In 1939 at the outbreak of World War II, the mansion was requisitioned by the government and used as a temporary housing for Polish soldiers. The Polish soldiers found the home too cold and decided to start a fire within the mansion so they would be moved to new housing accommodations. The fire destroyed a large part of the interior and the soldiers were removed from the house but only to tents on the Baron Hill Estate grounds. The mansion was abandoned afterwards and is still abandoned and derelict to this day.

The mansion and grounds are on private property and there is no public access

The Bulkeley Memorial (at ) was built on the crest of Baron Hill in 1875. A golf course was added in the 1880s, and Baron Hill Golf Club occupies non-woodland areas of the estate.

In August 2008, plans were submitted to restore the house and turn it into luxury apartments.

==Baron Hill Park==

Baron Hill Park is an area of parkland north of Beaumaris. It is part of the ancestral land-holding of the Bulkeley family and contains the ruins of the former ancestral home, Baron Hill.

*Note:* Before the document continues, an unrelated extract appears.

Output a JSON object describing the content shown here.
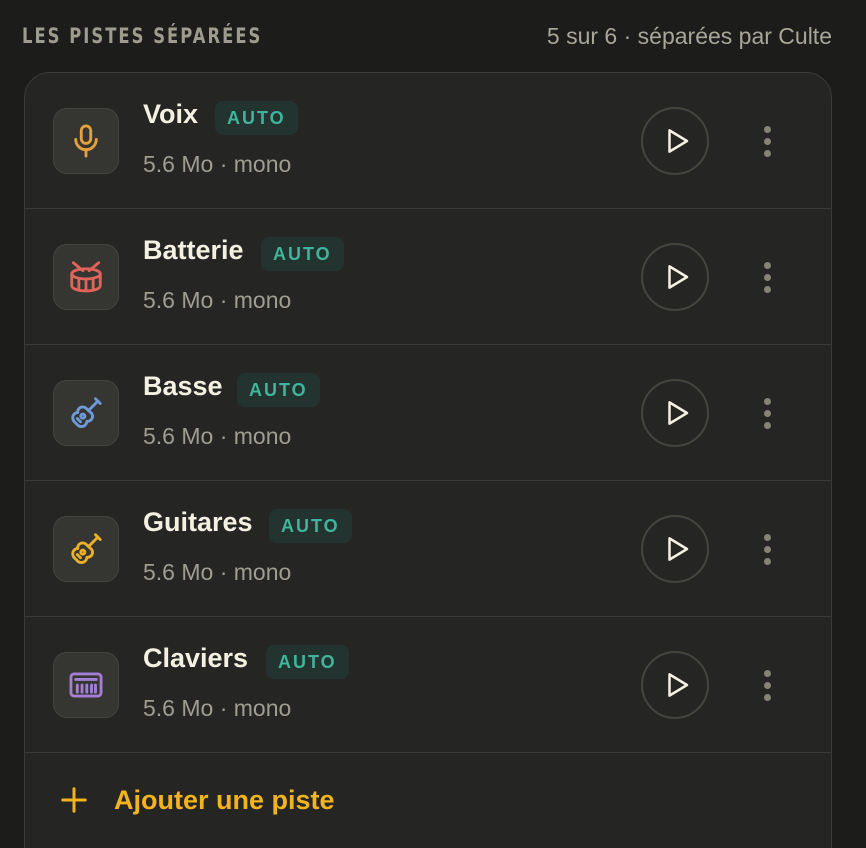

Some 112 Ha of parkland is a designated site of special scientific interest largely because the woodland has remained largely undisturbed over very many years and is now host to a very wide range of lichen species, mostly epiphytic on trees. The designation also reflected the species range of the lichens which are typical of a high-sunlight, low rainfall environment which is much more typical of southern England but is also characteristic of the benign micro-climate found in parts of Anglesey.

This park-land is privately owned and does not have public access. It is within the Anglesey Area of Outstanding Natural Beauty.